It’s standard for middle to large businesses to include a non-compete agreement in an employee’s exit package or onboarding. The goal is to restrict competitors from hiring former employees who have proprietary information or trade secrets. While it is seemingly at odds with the employee’s right to earn a living, a well-drafted non-compete can help protect a business’s interests.

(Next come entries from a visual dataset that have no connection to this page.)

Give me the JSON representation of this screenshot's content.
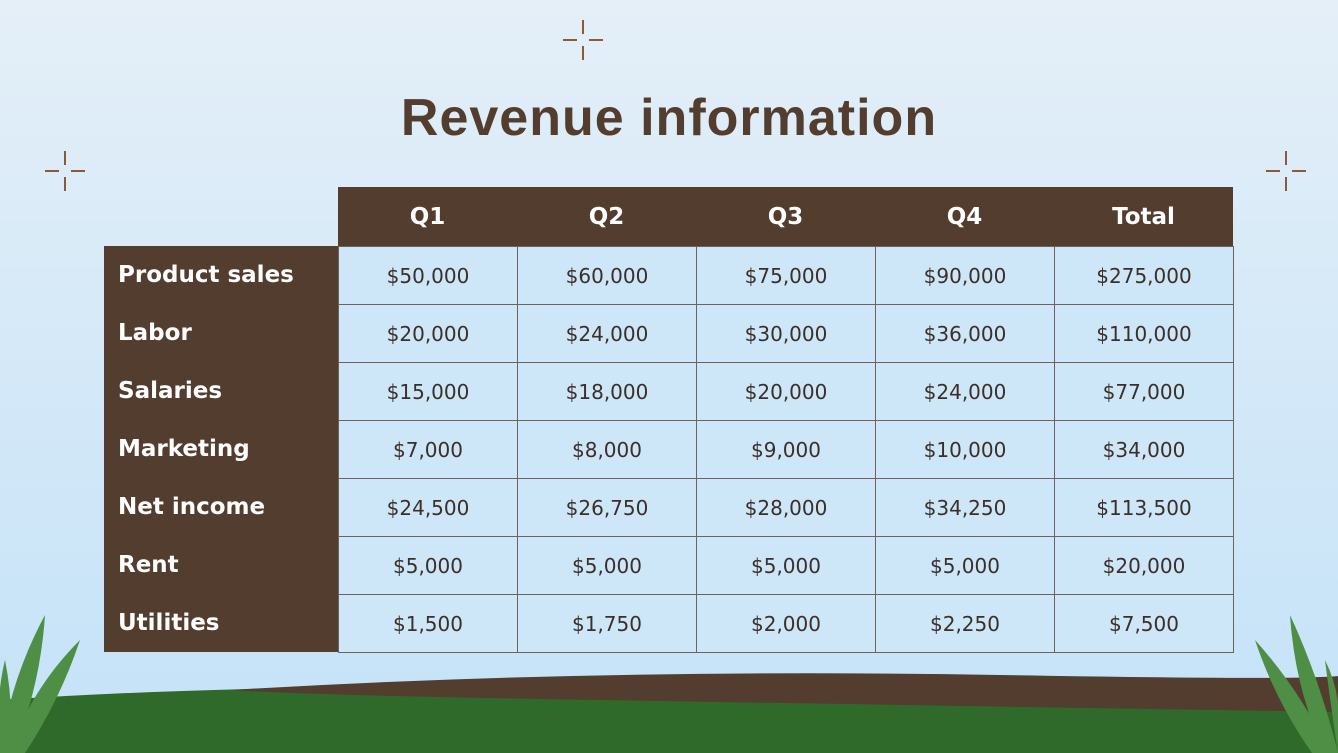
{
  "title": "Revenue information",
  "table": {
    "header": [
      "Q1",
      "Q2",
      "Q3",
      "Q4",
      "Total"
    ],
    "rows": [
      {
        "label": "Product sales",
        "cells": [
          "$50,000",
          "$60,000",
          "$75,000",
          "$90,000",
          "$275,000"
        ]
      },
      {
        "label": "Labor",
        "cells": [
          "$20,000",
          "$24,000",
          "$30,000",
          "$36,000",
          "$110,000"
        ]
      },
      {
        "label": "Salaries",
        "cells": [
          "$15,000",
          "$18,000",
          "$20,000",
          "$24,000",
          "$77,000"
        ]
      },
      {
        "label": "Marketing",
        "cells": [
          "$7,000",
          "$8,000",
          "$9,000",
          "$10,000",
          "$34,000"
        ]
      },
      {
        "label": "Net income",
        "cells": [
          "$24,500",
          "$26,750",
          "$28,000",
          "$34,250",
          "$113,500"
        ]
      },
      {
        "label": "Rent",
        "cells": [
          "$5,000",
          "$5,000",
          "$5,000",
          "$5,000",
          "$20,000"
        ]
      },
      {
        "label": "Utilities",
        "cells": [
          "$1,500",
          "$1,750",
          "$2,000",
          "$2,250",
          "$7,500"
        ]
      }
    ]
  }
}
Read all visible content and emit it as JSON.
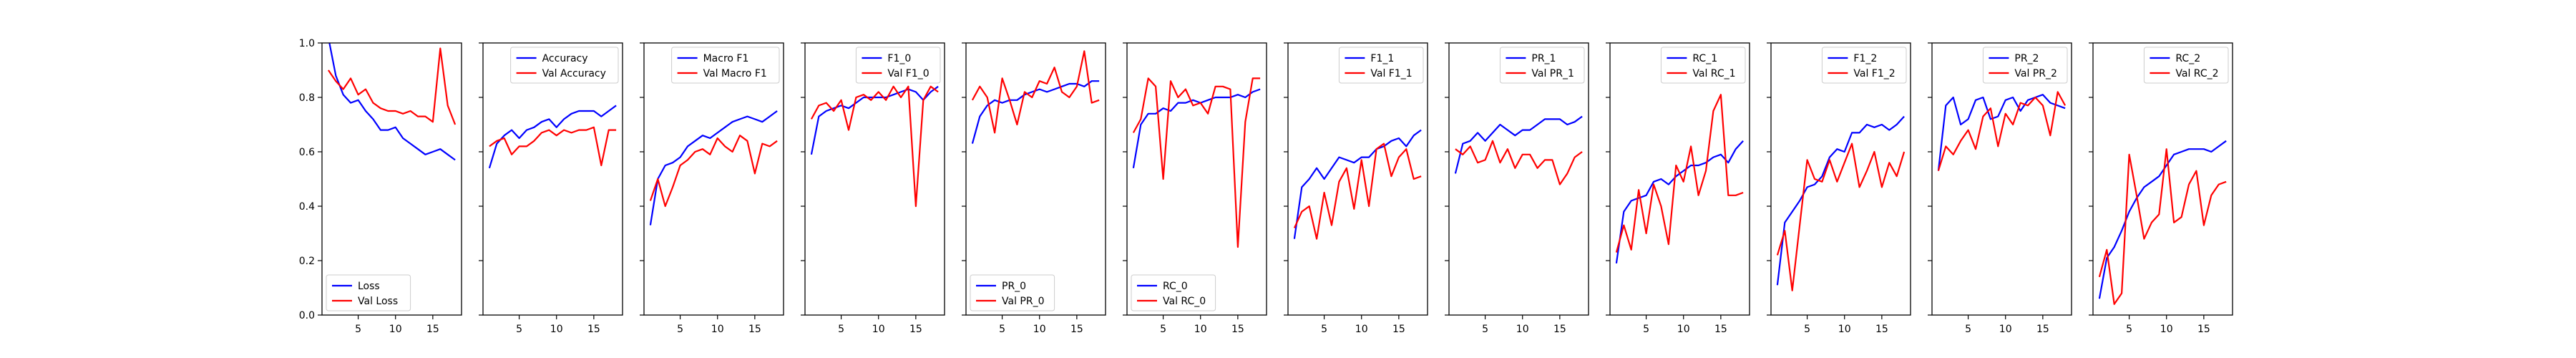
{
  "colors": {
    "train": "#0000ff",
    "val": "#ff0000",
    "frame": "#000000",
    "background": "#ffffff"
  },
  "chart_data": [
    {
      "type": "line",
      "legend_position": "lower-left",
      "x": [
        1,
        2,
        3,
        4,
        5,
        6,
        7,
        8,
        9,
        10,
        11,
        12,
        13,
        14,
        15,
        16,
        17,
        18
      ],
      "xticks": [
        5,
        10,
        15
      ],
      "ylim": [
        0,
        1
      ],
      "yticks": [
        "0.0",
        "0.2",
        "0.4",
        "0.6",
        "0.8",
        "1.0"
      ],
      "show_y_ticklabels": true,
      "series": [
        {
          "name": "Loss",
          "color": "#0000ff",
          "values": [
            1.02,
            0.88,
            0.81,
            0.78,
            0.79,
            0.75,
            0.72,
            0.68,
            0.68,
            0.69,
            0.65,
            0.63,
            0.61,
            0.59,
            0.6,
            0.61,
            0.59,
            0.57
          ]
        },
        {
          "name": "Val Loss",
          "color": "#ff0000",
          "values": [
            0.9,
            0.86,
            0.83,
            0.87,
            0.81,
            0.83,
            0.78,
            0.76,
            0.75,
            0.75,
            0.74,
            0.75,
            0.73,
            0.73,
            0.71,
            0.98,
            0.77,
            0.7
          ]
        }
      ]
    },
    {
      "type": "line",
      "legend_position": "upper-right",
      "x": [
        1,
        2,
        3,
        4,
        5,
        6,
        7,
        8,
        9,
        10,
        11,
        12,
        13,
        14,
        15,
        16,
        17,
        18
      ],
      "xticks": [
        5,
        10,
        15
      ],
      "ylim": [
        0,
        1
      ],
      "show_y_ticklabels": false,
      "series": [
        {
          "name": "Accuracy",
          "color": "#0000ff",
          "values": [
            0.54,
            0.63,
            0.66,
            0.68,
            0.65,
            0.68,
            0.69,
            0.71,
            0.72,
            0.69,
            0.72,
            0.74,
            0.75,
            0.75,
            0.75,
            0.73,
            0.75,
            0.77
          ]
        },
        {
          "name": "Val Accuracy",
          "color": "#ff0000",
          "values": [
            0.62,
            0.64,
            0.65,
            0.59,
            0.62,
            0.62,
            0.64,
            0.67,
            0.68,
            0.66,
            0.68,
            0.67,
            0.68,
            0.68,
            0.69,
            0.55,
            0.68,
            0.68
          ]
        }
      ]
    },
    {
      "type": "line",
      "legend_position": "upper-right",
      "x": [
        1,
        2,
        3,
        4,
        5,
        6,
        7,
        8,
        9,
        10,
        11,
        12,
        13,
        14,
        15,
        16,
        17,
        18
      ],
      "xticks": [
        5,
        10,
        15
      ],
      "ylim": [
        0,
        1
      ],
      "show_y_ticklabels": false,
      "series": [
        {
          "name": "Macro F1",
          "color": "#0000ff",
          "values": [
            0.33,
            0.5,
            0.55,
            0.56,
            0.58,
            0.62,
            0.64,
            0.66,
            0.65,
            0.67,
            0.69,
            0.71,
            0.72,
            0.73,
            0.72,
            0.71,
            0.73,
            0.75
          ]
        },
        {
          "name": "Val Macro F1",
          "color": "#ff0000",
          "values": [
            0.42,
            0.5,
            0.4,
            0.47,
            0.55,
            0.57,
            0.6,
            0.61,
            0.59,
            0.65,
            0.62,
            0.6,
            0.66,
            0.64,
            0.52,
            0.63,
            0.62,
            0.64
          ]
        }
      ]
    },
    {
      "type": "line",
      "legend_position": "upper-right",
      "x": [
        1,
        2,
        3,
        4,
        5,
        6,
        7,
        8,
        9,
        10,
        11,
        12,
        13,
        14,
        15,
        16,
        17,
        18
      ],
      "xticks": [
        5,
        10,
        15
      ],
      "ylim": [
        0,
        1
      ],
      "show_y_ticklabels": false,
      "series": [
        {
          "name": "F1_0",
          "color": "#0000ff",
          "values": [
            0.59,
            0.73,
            0.75,
            0.76,
            0.77,
            0.76,
            0.78,
            0.8,
            0.8,
            0.8,
            0.8,
            0.81,
            0.82,
            0.83,
            0.82,
            0.79,
            0.82,
            0.84
          ]
        },
        {
          "name": "Val F1_0",
          "color": "#ff0000",
          "values": [
            0.72,
            0.77,
            0.78,
            0.75,
            0.79,
            0.68,
            0.8,
            0.81,
            0.79,
            0.82,
            0.79,
            0.84,
            0.8,
            0.84,
            0.4,
            0.79,
            0.84,
            0.82
          ]
        }
      ]
    },
    {
      "type": "line",
      "legend_position": "lower-left",
      "x": [
        1,
        2,
        3,
        4,
        5,
        6,
        7,
        8,
        9,
        10,
        11,
        12,
        13,
        14,
        15,
        16,
        17,
        18
      ],
      "xticks": [
        5,
        10,
        15
      ],
      "ylim": [
        0,
        1
      ],
      "show_y_ticklabels": false,
      "series": [
        {
          "name": "PR_0",
          "color": "#0000ff",
          "values": [
            0.63,
            0.73,
            0.77,
            0.79,
            0.78,
            0.79,
            0.79,
            0.81,
            0.82,
            0.83,
            0.82,
            0.83,
            0.84,
            0.85,
            0.85,
            0.84,
            0.86,
            0.86
          ]
        },
        {
          "name": "Val PR_0",
          "color": "#ff0000",
          "values": [
            0.79,
            0.84,
            0.8,
            0.67,
            0.87,
            0.79,
            0.7,
            0.82,
            0.8,
            0.86,
            0.85,
            0.91,
            0.82,
            0.8,
            0.84,
            0.97,
            0.78,
            0.79
          ]
        }
      ]
    },
    {
      "type": "line",
      "legend_position": "lower-left",
      "x": [
        1,
        2,
        3,
        4,
        5,
        6,
        7,
        8,
        9,
        10,
        11,
        12,
        13,
        14,
        15,
        16,
        17,
        18
      ],
      "xticks": [
        5,
        10,
        15
      ],
      "ylim": [
        0,
        1
      ],
      "show_y_ticklabels": false,
      "series": [
        {
          "name": "RC_0",
          "color": "#0000ff",
          "values": [
            0.54,
            0.7,
            0.74,
            0.74,
            0.76,
            0.75,
            0.78,
            0.78,
            0.79,
            0.78,
            0.79,
            0.8,
            0.8,
            0.8,
            0.81,
            0.8,
            0.82,
            0.83
          ]
        },
        {
          "name": "Val RC_0",
          "color": "#ff0000",
          "values": [
            0.67,
            0.72,
            0.87,
            0.84,
            0.5,
            0.86,
            0.8,
            0.83,
            0.77,
            0.78,
            0.74,
            0.84,
            0.84,
            0.83,
            0.25,
            0.71,
            0.87,
            0.87
          ]
        }
      ]
    },
    {
      "type": "line",
      "legend_position": "upper-right",
      "x": [
        1,
        2,
        3,
        4,
        5,
        6,
        7,
        8,
        9,
        10,
        11,
        12,
        13,
        14,
        15,
        16,
        17,
        18
      ],
      "xticks": [
        5,
        10,
        15
      ],
      "ylim": [
        0,
        1
      ],
      "show_y_ticklabels": false,
      "series": [
        {
          "name": "F1_1",
          "color": "#0000ff",
          "values": [
            0.28,
            0.47,
            0.5,
            0.54,
            0.5,
            0.54,
            0.58,
            0.57,
            0.56,
            0.58,
            0.58,
            0.61,
            0.62,
            0.64,
            0.65,
            0.62,
            0.66,
            0.68
          ]
        },
        {
          "name": "Val F1_1",
          "color": "#ff0000",
          "values": [
            0.32,
            0.38,
            0.4,
            0.28,
            0.45,
            0.33,
            0.49,
            0.54,
            0.39,
            0.57,
            0.4,
            0.61,
            0.63,
            0.51,
            0.58,
            0.61,
            0.5,
            0.51
          ]
        }
      ]
    },
    {
      "type": "line",
      "legend_position": "upper-right",
      "x": [
        1,
        2,
        3,
        4,
        5,
        6,
        7,
        8,
        9,
        10,
        11,
        12,
        13,
        14,
        15,
        16,
        17,
        18
      ],
      "xticks": [
        5,
        10,
        15
      ],
      "ylim": [
        0,
        1
      ],
      "show_y_ticklabels": false,
      "series": [
        {
          "name": "PR_1",
          "color": "#0000ff",
          "values": [
            0.52,
            0.63,
            0.64,
            0.67,
            0.64,
            0.67,
            0.7,
            0.68,
            0.66,
            0.68,
            0.68,
            0.7,
            0.72,
            0.72,
            0.72,
            0.7,
            0.71,
            0.73
          ]
        },
        {
          "name": "Val PR_1",
          "color": "#ff0000",
          "values": [
            0.61,
            0.59,
            0.62,
            0.56,
            0.57,
            0.64,
            0.56,
            0.61,
            0.54,
            0.59,
            0.59,
            0.54,
            0.57,
            0.57,
            0.48,
            0.52,
            0.58,
            0.6
          ]
        }
      ]
    },
    {
      "type": "line",
      "legend_position": "upper-right",
      "x": [
        1,
        2,
        3,
        4,
        5,
        6,
        7,
        8,
        9,
        10,
        11,
        12,
        13,
        14,
        15,
        16,
        17,
        18
      ],
      "xticks": [
        5,
        10,
        15
      ],
      "ylim": [
        0,
        1
      ],
      "show_y_ticklabels": false,
      "series": [
        {
          "name": "RC_1",
          "color": "#0000ff",
          "values": [
            0.19,
            0.38,
            0.42,
            0.43,
            0.44,
            0.49,
            0.5,
            0.48,
            0.51,
            0.53,
            0.55,
            0.55,
            0.56,
            0.58,
            0.59,
            0.56,
            0.61,
            0.64
          ]
        },
        {
          "name": "Val RC_1",
          "color": "#ff0000",
          "values": [
            0.23,
            0.33,
            0.24,
            0.46,
            0.3,
            0.48,
            0.4,
            0.26,
            0.55,
            0.49,
            0.62,
            0.44,
            0.53,
            0.75,
            0.81,
            0.44,
            0.44,
            0.45
          ]
        }
      ]
    },
    {
      "type": "line",
      "legend_position": "upper-right",
      "x": [
        1,
        2,
        3,
        4,
        5,
        6,
        7,
        8,
        9,
        10,
        11,
        12,
        13,
        14,
        15,
        16,
        17,
        18
      ],
      "xticks": [
        5,
        10,
        15
      ],
      "ylim": [
        0,
        1
      ],
      "show_y_ticklabels": false,
      "series": [
        {
          "name": "F1_2",
          "color": "#0000ff",
          "values": [
            0.11,
            0.34,
            0.38,
            0.42,
            0.47,
            0.48,
            0.51,
            0.58,
            0.61,
            0.6,
            0.67,
            0.67,
            0.7,
            0.69,
            0.7,
            0.68,
            0.7,
            0.73
          ]
        },
        {
          "name": "Val F1_2",
          "color": "#ff0000",
          "values": [
            0.22,
            0.31,
            0.09,
            0.33,
            0.57,
            0.5,
            0.49,
            0.57,
            0.49,
            0.56,
            0.63,
            0.47,
            0.53,
            0.6,
            0.47,
            0.56,
            0.51,
            0.6
          ]
        }
      ]
    },
    {
      "type": "line",
      "legend_position": "upper-right",
      "x": [
        1,
        2,
        3,
        4,
        5,
        6,
        7,
        8,
        9,
        10,
        11,
        12,
        13,
        14,
        15,
        16,
        17,
        18
      ],
      "xticks": [
        5,
        10,
        15
      ],
      "ylim": [
        0,
        1
      ],
      "show_y_ticklabels": false,
      "series": [
        {
          "name": "PR_2",
          "color": "#0000ff",
          "values": [
            0.53,
            0.77,
            0.8,
            0.7,
            0.72,
            0.79,
            0.8,
            0.72,
            0.73,
            0.79,
            0.8,
            0.75,
            0.79,
            0.8,
            0.81,
            0.78,
            0.77,
            0.76
          ]
        },
        {
          "name": "Val PR_2",
          "color": "#ff0000",
          "values": [
            0.53,
            0.62,
            0.59,
            0.64,
            0.68,
            0.61,
            0.73,
            0.76,
            0.62,
            0.74,
            0.7,
            0.78,
            0.77,
            0.8,
            0.77,
            0.66,
            0.82,
            0.77
          ]
        }
      ]
    },
    {
      "type": "line",
      "legend_position": "upper-right",
      "x": [
        1,
        2,
        3,
        4,
        5,
        6,
        7,
        8,
        9,
        10,
        11,
        12,
        13,
        14,
        15,
        16,
        17,
        18
      ],
      "xticks": [
        5,
        10,
        15
      ],
      "ylim": [
        0,
        1
      ],
      "show_y_ticklabels": false,
      "series": [
        {
          "name": "RC_2",
          "color": "#0000ff",
          "values": [
            0.06,
            0.21,
            0.25,
            0.31,
            0.38,
            0.43,
            0.47,
            0.49,
            0.51,
            0.55,
            0.59,
            0.6,
            0.61,
            0.61,
            0.61,
            0.6,
            0.62,
            0.64
          ]
        },
        {
          "name": "Val RC_2",
          "color": "#ff0000",
          "values": [
            0.14,
            0.24,
            0.04,
            0.08,
            0.59,
            0.44,
            0.28,
            0.34,
            0.37,
            0.61,
            0.34,
            0.36,
            0.48,
            0.53,
            0.33,
            0.44,
            0.48,
            0.49
          ]
        }
      ]
    }
  ]
}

Not all conditions are enforceable
A poorly worded agreement will probably not hold up in court, which makes it useless. So it is essential for companies to zero in on valid business issues as the basis for a binding contract. Circumstances will vary by company, but successful agreements often focus on:
- Trade secrets involving proprietary practices, products and services
- Use of special training provided by the employer
- Proprietary information that is not a trade secret
It’s best to be reasonable
Contracts that are not overly restrictive in scope, territory or length have the best chance of standing up in court. Clients may not realize how much business practices change and update over time, so they should feel minimize their discomfort with a short sunset to the agreement (a few years is often viable). Geographic concerns may be unique here in Alaska, but former employers should avoid overly broad range that is outside the state or the worker’s territory. Depending on the business and competition in the state, the client should limit their scope to direct competitors.
Different jobs will have different restrictions
Those with questions can discuss the specifics of a situation with an attorney who handles these kinds of contracts. But overall, a good rule of thumb is to protect the company rather than punish the employee for leaving.